Sign in / Join

Testata giornalistica - Registrazione Tribunale di Napoli 19/2017

I delfini di Trump: l'effetto domino del DataGate su Kushner e Donald jr

Documenti interni di Cambridge Analytica sono già sulla scrivania del super-procuratore statunitense Robert Mueller, l'uomo che da mesi cerca di far luce sulle possibili ingerenze russe sulla campagna elettorale che ha aperto le porte della Casa Bianca a Donald Trump. Secondo quanto riporta la rivista Vox, il DataGate potrebbe rivelarsi, in un certo senso, lo strumento digitale con cui è stato realizzato il RussiaGate, cioè l'anello di congiunzione tra gli interessi del Cremlino e il successo elettorale del Tycoon. Questo spiegherebbe come mai Mueller ha richiesto immediatamente che i file di CA (Cambridge Analytica) entrassero il prima possibile tra i materiali della sua inchiesta.

Tutto ancora da vedere, è chiaro. Quello che risulta interessante, però, è il fatto che la vendita non autorizzata dei dati Facebook potrebbe impattare non solo The Donald in persona, magari fornendo gli ultimi elementi necessari a provare un coinvolgimento russo nella sua elezione, ma anche persone a lui molto vicine. Su tutti, Jared Kushner, genero e consigliere del presidente, e Donald Trump jr.

Secondo quanto riporta il New York Times, infatti, "Jared Kushner, incaricato di sovrintendere le operazioni digitali di Trump, è la ragione per cui la Cambridge Analytica si è unita alla campagna Trump". E' stato il rampante genero di Trump infatti ad assumere nel team elettorale Brad Parscale, l'esperto digitale texano convinto da Cambridge Analytica  a "provare i suoi servigi". La decisione favorevole, in questo senso, è stata presa anche per l'intermediazione di Steve Bannon, allora vicepresidente di Cambridge Analytica stessa.

Per quanto riguarda Donald Trump jr, non bisogna dimenticare che nel giugno 2016 erano state le sue rivelazioni a mettere in moto i rumors circa un incontro con l'avvocatessa russa Natalia Veselnitskaya all'interno della Trump Tower di New York. Erano i prodromi del RussiaGate, insomma. Il giovane imprenditore, persona informata dei fatti, rischia di essere risucchiato nel vortice dello scandalo, specialmente perché Mueller, che ha già chiesto a Trump senior un nuovo incontro, sicuramente avrà tra le domande da porre qualcuna riguardante quel fatidico incontro di cui il delfino era a conoscenza.

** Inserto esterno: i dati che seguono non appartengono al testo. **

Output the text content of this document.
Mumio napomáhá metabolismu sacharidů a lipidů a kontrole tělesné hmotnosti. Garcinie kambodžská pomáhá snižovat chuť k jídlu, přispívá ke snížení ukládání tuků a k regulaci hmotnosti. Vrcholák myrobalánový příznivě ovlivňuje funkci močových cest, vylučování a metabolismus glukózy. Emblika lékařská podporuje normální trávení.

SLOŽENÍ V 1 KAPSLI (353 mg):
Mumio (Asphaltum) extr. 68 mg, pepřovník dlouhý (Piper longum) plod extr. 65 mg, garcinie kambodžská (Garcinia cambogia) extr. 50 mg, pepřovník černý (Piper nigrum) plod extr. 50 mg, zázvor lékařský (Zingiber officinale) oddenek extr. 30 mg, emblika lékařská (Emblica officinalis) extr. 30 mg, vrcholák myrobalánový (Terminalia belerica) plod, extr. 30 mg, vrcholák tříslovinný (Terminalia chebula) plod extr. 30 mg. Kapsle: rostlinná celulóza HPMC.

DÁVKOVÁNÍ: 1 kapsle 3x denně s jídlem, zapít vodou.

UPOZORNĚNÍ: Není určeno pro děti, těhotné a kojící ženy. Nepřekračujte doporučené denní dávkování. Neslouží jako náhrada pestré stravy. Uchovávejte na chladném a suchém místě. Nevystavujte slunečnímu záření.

Da sinistra: Donald Trump Senior, Donald Trump Jr e Jared Kushner

Ormai Trump ci ha abituati a veder cadere le teste all'ombra di Capitol Hill. Non importa quanto tu sia titolato o in alto nella gerarchia del potere a stelle e strisce: se The Donald decide di farti fuori, nessuno ferma il suo proposito. Rex Tillerson, ex segretario di stato, James Comey, ex capo dell'Fbi, eMichael Flynn, ex consigliere per la Sicurezza nazionale, potrebbero testimoniare in merito.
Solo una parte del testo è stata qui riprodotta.